A good designer will be able to listen to a description of a game system, envision the player experience of that game system, and from that visualization identify what parts of the system are bad and what parts are good. They also can make the call: is overall idea is compelling enough to the hypothetical player to pursue further?
One of the rules I live by is that you can’t design games you don’t want to play. Your lack of enthusiasm for the game will come through in its design. If you don’t find anything interesting about the first person shooter genre, you will not be able to effectively design a first person shooter. The reason is simple: you, the designer, have to fill the player’s role in conversations about the game.
Your empathy for the player, your recognition that ‘this is fun’ and ‘this is boring’, is the value you bring to a project. If you think it’s all boring, because you would not choose to play that type of game, you’re going to produce a flaccid design, regardless of how many bullet-point features you include. If you’ve ever played a game and found yourself wondering ‘why does this have a crafting system?’ or ‘why is this game open-world?’, you’ve seen the effects of this lack of empathy.
When you have game designers on your team in any capacity, what you’re getting is moment-to-moment empathy with the player. A level designer is imagining the gameplay that will happen in the features she creates. A weapon designer is imagining the scenarios that will result from the range and accuracy of the weapon, the player experience of using it, the excitement or lack thereof when the player finds it. These designers are, at every moment, discarding ideas that are dead-ends, exploring possible outcomes and cutting any that aren’t interesting.
But when you have senior designers in a leadership capacity on your team, you’re applying that same player-centered analysis to the whole project. You’re identifying dead-ends on a much larger scale. You’re cutting out dead weight from the game before you even put it on the schedule. You’re streamlining the route between pre-production and a shipped game.
This is a scary prospect if you’re not a designer yourself. “How does she know this system is bad? How does she know this won’t be fun? It sounds fun to me!”

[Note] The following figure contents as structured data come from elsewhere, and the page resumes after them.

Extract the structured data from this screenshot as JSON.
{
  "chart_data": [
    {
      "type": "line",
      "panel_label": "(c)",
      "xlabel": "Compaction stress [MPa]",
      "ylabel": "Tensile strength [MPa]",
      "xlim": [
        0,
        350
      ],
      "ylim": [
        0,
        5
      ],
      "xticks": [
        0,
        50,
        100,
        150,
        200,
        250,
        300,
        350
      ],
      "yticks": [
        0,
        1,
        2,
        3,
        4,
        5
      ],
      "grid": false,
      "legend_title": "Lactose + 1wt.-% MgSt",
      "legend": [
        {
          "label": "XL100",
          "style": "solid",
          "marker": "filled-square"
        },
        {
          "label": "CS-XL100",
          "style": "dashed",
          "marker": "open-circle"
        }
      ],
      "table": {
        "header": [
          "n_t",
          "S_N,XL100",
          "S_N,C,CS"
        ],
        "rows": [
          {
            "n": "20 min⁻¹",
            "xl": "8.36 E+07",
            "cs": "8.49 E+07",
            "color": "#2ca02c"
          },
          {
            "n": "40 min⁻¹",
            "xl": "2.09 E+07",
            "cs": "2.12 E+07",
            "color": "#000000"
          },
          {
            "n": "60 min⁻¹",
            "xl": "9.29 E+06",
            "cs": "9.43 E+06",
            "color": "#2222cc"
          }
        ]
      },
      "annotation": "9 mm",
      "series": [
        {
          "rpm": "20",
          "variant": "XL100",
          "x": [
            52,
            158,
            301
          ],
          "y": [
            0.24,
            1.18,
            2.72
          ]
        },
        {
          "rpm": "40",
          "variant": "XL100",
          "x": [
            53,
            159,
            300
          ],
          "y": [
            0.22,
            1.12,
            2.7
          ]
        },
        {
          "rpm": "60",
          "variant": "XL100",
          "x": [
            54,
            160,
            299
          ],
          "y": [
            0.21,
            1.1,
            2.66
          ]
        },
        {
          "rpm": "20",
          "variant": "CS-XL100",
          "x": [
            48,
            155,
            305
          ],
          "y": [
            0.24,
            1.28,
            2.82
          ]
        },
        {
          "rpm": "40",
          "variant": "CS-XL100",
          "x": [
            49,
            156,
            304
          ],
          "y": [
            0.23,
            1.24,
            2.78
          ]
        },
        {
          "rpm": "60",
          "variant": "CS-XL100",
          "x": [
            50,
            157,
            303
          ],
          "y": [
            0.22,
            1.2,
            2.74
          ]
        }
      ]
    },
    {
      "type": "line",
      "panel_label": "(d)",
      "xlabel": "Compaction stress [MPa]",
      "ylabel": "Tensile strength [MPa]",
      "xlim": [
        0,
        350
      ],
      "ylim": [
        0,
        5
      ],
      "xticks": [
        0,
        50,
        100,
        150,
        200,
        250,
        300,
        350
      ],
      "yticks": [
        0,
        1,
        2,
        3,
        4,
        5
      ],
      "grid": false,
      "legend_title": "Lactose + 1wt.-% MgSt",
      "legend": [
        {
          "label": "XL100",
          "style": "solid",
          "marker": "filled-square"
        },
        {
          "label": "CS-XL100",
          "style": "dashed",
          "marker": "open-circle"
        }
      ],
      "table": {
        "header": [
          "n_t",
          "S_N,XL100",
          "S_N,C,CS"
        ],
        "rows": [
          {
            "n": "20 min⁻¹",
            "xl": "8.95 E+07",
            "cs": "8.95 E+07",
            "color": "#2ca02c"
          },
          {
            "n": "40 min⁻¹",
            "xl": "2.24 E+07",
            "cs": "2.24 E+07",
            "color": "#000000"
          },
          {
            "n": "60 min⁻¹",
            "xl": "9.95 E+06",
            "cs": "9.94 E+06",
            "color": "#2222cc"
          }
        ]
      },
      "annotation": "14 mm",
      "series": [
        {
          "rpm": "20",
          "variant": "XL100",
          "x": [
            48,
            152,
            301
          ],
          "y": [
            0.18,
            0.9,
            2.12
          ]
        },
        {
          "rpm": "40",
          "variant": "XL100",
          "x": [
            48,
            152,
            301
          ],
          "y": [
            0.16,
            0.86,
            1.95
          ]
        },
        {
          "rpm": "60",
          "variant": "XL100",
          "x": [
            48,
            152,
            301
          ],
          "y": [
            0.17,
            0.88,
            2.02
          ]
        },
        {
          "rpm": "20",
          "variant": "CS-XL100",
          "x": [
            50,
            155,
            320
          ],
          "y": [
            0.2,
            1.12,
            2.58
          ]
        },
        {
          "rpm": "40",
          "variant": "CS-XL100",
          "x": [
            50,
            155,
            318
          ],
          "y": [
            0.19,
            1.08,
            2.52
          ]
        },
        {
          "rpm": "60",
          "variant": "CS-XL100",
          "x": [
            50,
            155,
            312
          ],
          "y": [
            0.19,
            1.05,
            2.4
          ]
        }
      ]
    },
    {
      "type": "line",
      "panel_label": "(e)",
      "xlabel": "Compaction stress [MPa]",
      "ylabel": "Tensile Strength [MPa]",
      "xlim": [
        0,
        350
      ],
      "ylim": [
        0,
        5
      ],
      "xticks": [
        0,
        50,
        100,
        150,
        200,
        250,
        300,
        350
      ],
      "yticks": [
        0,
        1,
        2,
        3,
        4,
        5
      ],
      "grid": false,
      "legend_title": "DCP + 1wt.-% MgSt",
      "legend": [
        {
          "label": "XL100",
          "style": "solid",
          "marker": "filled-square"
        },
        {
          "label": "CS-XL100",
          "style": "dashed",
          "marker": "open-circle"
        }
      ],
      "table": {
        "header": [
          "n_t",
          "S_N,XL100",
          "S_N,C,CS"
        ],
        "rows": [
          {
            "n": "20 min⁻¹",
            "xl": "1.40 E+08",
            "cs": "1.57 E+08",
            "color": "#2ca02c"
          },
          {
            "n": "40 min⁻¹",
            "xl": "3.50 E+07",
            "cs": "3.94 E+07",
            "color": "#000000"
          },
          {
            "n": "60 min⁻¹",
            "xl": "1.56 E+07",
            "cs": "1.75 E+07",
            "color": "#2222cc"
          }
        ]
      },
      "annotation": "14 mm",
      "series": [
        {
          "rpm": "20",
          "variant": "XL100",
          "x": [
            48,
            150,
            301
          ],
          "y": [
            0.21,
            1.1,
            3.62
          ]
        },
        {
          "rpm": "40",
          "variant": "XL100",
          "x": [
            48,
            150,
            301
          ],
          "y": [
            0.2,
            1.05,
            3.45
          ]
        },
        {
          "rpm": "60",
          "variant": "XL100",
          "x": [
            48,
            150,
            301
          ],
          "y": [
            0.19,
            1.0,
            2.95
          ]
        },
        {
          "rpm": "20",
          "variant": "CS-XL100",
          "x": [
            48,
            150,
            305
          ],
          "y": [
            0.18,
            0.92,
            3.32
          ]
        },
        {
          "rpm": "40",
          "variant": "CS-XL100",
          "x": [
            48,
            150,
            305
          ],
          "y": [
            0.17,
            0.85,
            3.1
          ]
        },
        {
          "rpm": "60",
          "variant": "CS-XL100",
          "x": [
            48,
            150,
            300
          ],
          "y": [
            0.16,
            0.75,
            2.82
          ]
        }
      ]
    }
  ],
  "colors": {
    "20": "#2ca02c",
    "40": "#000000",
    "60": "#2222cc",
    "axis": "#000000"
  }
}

I want to dive further into the notion that anyone can do what a designer does in a future essay, so for now I’ll just say: it sounds fun to you because you’re not the designer. Your job isn’t to visualize the player experience of a game system. You can do that, to some extent, and you have to in order to meaningfully participate in conversations about design… but you shouldn’t mix up your surface-level understanding of the design discipline with the designer’s hard-earned skill set.
You hired us for a reason. This is that reason. Let us do our jobs.